Der Streit um Migration hat den Wahlkampf in Deutschland angeheizt, was am Wochenende zu Großprotesten in vielen Städten führte. Zehntausende Menschen strömten auf die Straßen, um gegen die gemeinsame Abstimmung von Union und AfD im Bundestag zu demonstrieren. In Essen versammelten sich laut Polizei 14.000 Demonstranten, während die Veranstalter in Hamburg von 80.000 Menschen sprachen, während die Polizei 65.000 Menschen zählte. Auch in bayerischen Städten wie Augsburg und Würzburg gab es Proteste, die das politische Klima weiter aufheizten.
Die Parteien sind weiterhin in einem Streit über die Deutungshoheit, nachdem Friedrich Merz, der Kanzlerkandidat der Union, die Abstimmung über eine Verschärfung der Migrationspolitik verloren hat. Bundeskanzler Olaf Scholz (SPD) kommentierte dies bei einem Auftritt in Regensburg und betonte, dass Merz sich verzockt habe. Er fügte hinzu, dass es noch schlimmer sei, dass Merz überhaupt gezockt habe.

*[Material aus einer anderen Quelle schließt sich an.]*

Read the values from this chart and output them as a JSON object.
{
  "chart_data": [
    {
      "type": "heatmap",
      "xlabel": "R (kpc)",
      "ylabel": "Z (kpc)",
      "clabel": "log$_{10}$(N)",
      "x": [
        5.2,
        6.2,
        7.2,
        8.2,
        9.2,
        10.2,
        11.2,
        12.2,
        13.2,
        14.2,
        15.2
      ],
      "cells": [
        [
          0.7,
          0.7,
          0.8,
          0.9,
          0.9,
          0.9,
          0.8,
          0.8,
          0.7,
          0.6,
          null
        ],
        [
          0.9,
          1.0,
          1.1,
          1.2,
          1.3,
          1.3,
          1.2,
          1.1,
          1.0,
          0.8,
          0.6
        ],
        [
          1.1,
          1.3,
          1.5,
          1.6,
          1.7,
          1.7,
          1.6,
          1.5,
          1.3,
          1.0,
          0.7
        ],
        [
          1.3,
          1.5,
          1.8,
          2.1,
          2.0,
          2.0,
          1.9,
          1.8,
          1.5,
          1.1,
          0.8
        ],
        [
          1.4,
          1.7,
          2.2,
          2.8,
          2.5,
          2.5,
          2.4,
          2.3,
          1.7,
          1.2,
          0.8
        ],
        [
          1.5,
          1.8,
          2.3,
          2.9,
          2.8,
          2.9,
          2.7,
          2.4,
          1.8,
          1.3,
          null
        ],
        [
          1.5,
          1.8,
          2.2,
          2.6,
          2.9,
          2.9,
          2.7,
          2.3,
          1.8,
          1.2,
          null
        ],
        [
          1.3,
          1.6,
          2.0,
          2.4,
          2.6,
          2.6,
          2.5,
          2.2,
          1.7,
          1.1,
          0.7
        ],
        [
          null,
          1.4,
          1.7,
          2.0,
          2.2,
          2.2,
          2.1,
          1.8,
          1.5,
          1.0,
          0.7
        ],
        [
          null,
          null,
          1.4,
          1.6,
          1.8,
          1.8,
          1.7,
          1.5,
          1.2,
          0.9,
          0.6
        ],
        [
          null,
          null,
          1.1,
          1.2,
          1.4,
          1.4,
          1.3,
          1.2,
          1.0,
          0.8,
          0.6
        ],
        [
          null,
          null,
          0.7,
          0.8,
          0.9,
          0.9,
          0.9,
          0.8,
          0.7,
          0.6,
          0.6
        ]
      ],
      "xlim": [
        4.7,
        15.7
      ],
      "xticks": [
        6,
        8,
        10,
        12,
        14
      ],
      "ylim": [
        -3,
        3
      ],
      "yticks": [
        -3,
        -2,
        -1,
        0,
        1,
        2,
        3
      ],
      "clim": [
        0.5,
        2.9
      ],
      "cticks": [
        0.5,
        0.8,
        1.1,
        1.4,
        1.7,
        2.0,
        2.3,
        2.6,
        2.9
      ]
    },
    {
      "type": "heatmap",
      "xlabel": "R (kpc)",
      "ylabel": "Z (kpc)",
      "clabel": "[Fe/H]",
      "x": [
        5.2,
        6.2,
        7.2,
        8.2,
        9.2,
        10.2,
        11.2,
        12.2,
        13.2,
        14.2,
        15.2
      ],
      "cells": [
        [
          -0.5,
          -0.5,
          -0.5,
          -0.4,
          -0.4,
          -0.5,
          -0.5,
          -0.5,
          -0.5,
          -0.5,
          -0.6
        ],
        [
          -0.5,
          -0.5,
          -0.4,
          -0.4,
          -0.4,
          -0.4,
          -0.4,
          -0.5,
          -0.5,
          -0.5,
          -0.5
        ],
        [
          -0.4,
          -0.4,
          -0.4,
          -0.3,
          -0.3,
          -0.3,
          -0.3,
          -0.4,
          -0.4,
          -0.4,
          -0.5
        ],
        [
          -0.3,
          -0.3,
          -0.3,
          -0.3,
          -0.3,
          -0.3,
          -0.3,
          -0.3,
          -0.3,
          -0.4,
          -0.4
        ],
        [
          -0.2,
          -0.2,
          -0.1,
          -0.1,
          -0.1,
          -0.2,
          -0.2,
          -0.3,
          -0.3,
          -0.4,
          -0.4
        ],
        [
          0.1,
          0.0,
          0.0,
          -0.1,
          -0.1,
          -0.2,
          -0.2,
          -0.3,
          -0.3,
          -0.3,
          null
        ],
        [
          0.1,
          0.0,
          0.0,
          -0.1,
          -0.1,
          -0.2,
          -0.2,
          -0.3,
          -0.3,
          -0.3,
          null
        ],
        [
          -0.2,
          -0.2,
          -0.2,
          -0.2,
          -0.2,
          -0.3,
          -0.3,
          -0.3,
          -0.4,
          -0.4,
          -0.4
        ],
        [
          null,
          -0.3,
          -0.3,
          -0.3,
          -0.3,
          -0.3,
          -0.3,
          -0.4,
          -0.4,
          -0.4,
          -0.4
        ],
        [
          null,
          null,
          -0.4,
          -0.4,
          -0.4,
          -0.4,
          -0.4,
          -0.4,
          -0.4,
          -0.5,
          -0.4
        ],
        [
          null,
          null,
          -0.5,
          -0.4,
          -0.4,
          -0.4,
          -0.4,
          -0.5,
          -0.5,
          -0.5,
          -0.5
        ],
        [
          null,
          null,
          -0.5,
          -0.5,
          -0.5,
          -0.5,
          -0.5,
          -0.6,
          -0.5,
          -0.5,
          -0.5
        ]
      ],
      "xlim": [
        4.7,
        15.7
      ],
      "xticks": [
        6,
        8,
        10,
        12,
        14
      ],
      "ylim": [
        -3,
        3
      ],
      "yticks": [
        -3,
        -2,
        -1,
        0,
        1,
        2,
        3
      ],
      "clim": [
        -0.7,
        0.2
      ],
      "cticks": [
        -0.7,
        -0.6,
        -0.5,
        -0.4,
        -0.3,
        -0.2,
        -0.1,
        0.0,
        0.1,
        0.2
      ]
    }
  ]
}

### Ole von Beust: Abstimmung muss singuläres Ereignis bleiben
Bei der Abstimmung enthielten sich auch zwölf CDU-Abgeordnete, darunter Helge Braun und Roderich Kiesewetter. Öffentliche Kommentare von ihnen sind rar, was darauf hindeutet, dass die Union versucht, vor der Wahl die Reihen hinter ihrem Kandidaten zu schließen. Der langjährige Hamburger Bürgermeister Ole von Beust betonte gegenüber unserer Redaktion die Bedeutung, zwischen Inhalt und Strategie zu unterscheiden. Er lobte Merz für seine inhaltliche Entscheidung, warnte jedoch vor strategischen Fehlern.
Ein Gradmesser für die Stimmung an der Basis könnte der bevorstehende Parteitag der CDU sein. CSU-Landesgruppenchef Alexander Dobrindt erklärte, dass der Parteitag den Startschuss in die heiße Wahlkampfphase markiere. Er betonte die Notwendigkeit, aus der bestehenden Wechselstimmung in Deutschland Stimmen für die Union zu gewinnen. Themen wie die Neuordnung der Migration, ein Wirtschafts-Comeback-Plan und die Stärkung der Sicherheit stehen dabei im Mittelpunkt.
### Merz gibt Garantie für andere Asylpolitik
Merz verspricht den Wählern eine “Garantie” für eine Wende in der Wirtschafts- und Asylpolitik, sollte er zum Kanzler gewählt werden. Er betonte die Notwendigkeit eines Politikwechsels, der eine strikte Begrenzung des Asylbewerberzuzugs umfassen würde. Die Umsetzung dieser Ankündigungen nach den Wahlen bleibt jedoch abzuwarten.
Die Komplexität und Schwierigkeit schneller Lösungen in der Flüchtlingsfrage zeigen sich am Beispiel Italien. Ministerpräsidentin Giorgia Meloni wurde bereits zum dritten Mal von der Justiz daran gehindert, Mittelmeerflüchtlinge außerhalb der EU in Lagern unterzubringen. Italien musste erneut 43 Männer aus Ägypten und Bangladesch zurücknehmen, die zwischenzeitlich in Albanien interniert waren. Merz hatte dieses Modell in einem Interview im vergangenen Jahr als “Vorbild” bezeichnet.
Die Proteste und politischen Turbulenzen rund um die Migrationspolitik bestimmen weiterhin die Wahlkampflandschaft in Deutschland. Die Positionen der Parteien und die Reaktionen der Wähler werden in den kommenden Wochen entscheidend sein, um die Richtung des Landes in Bezug auf dieses kontroverse Thema zu bestimmen.